Only 26% of clinicians currently trust AI for critical clinical decision-making. This trust deficit is identified as the primary barrier to widespread AI adoption in healthcare.
What are some of the key factors contributing to the ‘trust gap’ in AI adoption among clinicians?
The trust gap is a complex interplay of factors including explainability of AI models and regulatory uncertainty. This reluctance is not merely a perception issue but a fundamental challenge in the digital transformation of healthcare.
How are leading healthcare AI companies addressing the clinician trust deficit?

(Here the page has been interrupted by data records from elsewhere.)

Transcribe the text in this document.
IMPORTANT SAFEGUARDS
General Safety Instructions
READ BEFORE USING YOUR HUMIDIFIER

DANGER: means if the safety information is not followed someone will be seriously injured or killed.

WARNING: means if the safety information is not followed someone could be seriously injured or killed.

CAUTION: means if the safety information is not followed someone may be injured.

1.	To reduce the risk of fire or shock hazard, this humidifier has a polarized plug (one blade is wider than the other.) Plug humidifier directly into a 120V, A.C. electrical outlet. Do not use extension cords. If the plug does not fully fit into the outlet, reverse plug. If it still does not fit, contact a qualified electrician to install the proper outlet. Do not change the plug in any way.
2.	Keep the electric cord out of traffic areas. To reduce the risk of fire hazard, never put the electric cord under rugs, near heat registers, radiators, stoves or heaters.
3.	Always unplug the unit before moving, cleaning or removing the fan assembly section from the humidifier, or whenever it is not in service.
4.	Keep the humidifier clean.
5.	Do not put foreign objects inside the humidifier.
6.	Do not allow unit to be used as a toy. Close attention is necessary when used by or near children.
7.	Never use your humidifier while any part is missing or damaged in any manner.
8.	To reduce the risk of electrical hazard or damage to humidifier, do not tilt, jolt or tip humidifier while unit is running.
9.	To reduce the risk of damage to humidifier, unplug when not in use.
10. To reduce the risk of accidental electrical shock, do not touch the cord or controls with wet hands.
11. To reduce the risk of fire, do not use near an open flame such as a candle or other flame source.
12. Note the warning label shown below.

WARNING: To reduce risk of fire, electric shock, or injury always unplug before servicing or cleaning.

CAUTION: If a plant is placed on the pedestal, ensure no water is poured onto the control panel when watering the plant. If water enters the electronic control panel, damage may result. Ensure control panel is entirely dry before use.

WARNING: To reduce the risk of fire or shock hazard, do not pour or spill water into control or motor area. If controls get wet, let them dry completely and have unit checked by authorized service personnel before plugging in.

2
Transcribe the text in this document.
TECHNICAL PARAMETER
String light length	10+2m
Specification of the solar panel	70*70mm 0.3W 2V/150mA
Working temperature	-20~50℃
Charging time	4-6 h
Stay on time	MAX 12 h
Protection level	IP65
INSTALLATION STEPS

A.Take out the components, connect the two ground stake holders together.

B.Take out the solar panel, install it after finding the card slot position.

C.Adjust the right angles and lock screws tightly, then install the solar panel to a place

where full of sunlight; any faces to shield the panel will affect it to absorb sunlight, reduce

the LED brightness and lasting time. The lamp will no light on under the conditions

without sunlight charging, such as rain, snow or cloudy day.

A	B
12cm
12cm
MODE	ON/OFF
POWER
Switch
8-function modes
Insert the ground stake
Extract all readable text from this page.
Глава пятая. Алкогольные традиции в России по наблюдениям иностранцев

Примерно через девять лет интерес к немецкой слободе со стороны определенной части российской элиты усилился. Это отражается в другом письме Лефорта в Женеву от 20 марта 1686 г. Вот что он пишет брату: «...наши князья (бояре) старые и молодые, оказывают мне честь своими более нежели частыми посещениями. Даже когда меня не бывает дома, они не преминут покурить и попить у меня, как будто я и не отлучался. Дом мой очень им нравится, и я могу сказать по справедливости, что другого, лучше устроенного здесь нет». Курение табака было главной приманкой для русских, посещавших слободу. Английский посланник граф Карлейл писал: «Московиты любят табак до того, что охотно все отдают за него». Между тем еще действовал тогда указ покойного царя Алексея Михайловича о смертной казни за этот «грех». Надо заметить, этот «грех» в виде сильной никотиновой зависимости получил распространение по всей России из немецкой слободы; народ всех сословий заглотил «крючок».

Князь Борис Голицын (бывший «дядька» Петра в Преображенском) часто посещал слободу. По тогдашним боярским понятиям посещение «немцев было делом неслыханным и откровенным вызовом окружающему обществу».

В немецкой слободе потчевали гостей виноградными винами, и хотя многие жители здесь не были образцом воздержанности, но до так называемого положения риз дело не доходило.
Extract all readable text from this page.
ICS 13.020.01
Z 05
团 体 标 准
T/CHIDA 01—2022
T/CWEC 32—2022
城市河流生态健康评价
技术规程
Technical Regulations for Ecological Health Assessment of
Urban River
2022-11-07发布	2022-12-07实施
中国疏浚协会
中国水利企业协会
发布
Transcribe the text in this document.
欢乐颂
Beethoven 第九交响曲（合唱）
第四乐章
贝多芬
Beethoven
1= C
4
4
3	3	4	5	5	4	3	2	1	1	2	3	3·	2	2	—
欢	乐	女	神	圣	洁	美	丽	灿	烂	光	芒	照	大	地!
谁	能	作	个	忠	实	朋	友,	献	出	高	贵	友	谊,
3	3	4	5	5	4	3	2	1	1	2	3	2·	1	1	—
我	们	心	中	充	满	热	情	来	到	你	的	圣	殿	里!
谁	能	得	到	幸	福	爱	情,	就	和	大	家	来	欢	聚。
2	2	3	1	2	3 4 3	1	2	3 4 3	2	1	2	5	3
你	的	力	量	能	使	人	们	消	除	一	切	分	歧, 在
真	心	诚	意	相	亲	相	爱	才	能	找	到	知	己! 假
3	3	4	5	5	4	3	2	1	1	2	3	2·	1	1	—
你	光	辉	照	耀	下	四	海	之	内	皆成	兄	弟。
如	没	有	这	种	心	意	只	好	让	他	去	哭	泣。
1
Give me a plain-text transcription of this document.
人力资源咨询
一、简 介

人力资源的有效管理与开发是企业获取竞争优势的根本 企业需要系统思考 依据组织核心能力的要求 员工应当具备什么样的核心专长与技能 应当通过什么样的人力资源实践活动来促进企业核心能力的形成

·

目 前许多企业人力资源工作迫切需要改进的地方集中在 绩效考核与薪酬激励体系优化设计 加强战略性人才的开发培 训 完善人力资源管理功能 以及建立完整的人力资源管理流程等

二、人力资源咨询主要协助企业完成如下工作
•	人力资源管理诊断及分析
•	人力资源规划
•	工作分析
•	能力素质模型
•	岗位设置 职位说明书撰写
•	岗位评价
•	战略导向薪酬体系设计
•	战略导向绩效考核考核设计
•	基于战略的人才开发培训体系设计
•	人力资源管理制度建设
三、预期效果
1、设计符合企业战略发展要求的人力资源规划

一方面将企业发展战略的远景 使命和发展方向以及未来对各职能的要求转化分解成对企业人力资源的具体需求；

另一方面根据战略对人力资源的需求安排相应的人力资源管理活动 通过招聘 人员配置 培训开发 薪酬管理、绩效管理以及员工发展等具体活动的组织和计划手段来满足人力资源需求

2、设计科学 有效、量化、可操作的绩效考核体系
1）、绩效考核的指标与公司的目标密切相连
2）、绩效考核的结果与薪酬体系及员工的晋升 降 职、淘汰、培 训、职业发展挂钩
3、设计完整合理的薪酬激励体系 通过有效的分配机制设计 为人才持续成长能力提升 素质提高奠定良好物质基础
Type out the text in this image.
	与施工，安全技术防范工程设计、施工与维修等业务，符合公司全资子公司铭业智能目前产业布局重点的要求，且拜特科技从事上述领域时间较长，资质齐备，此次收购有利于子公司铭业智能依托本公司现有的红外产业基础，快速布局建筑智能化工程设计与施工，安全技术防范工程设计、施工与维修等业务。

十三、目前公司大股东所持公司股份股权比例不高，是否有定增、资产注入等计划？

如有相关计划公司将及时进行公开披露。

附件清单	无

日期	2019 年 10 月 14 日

Companies like Viz.ai and Aidoc are focusing on creating tools that integrate seamlessly into existing clinical workflows and demonstrate tangible improvements in patient outcomes and operational efficiency. Epic Systems is integrating AI capabilities directly into its EHR ecosystem to embed AI insights into the clinician’s workflow.
What is the role of regulatory bodies like the FDA in building confidence in AI tools?
The FDA’s Software as a Medical Device (SaMD) Framework provides a pathway for regulating AI tools that function as medical devices. This framework ensures that AI tools meet standards for safety and effectiveness, which can help build clinician confidence.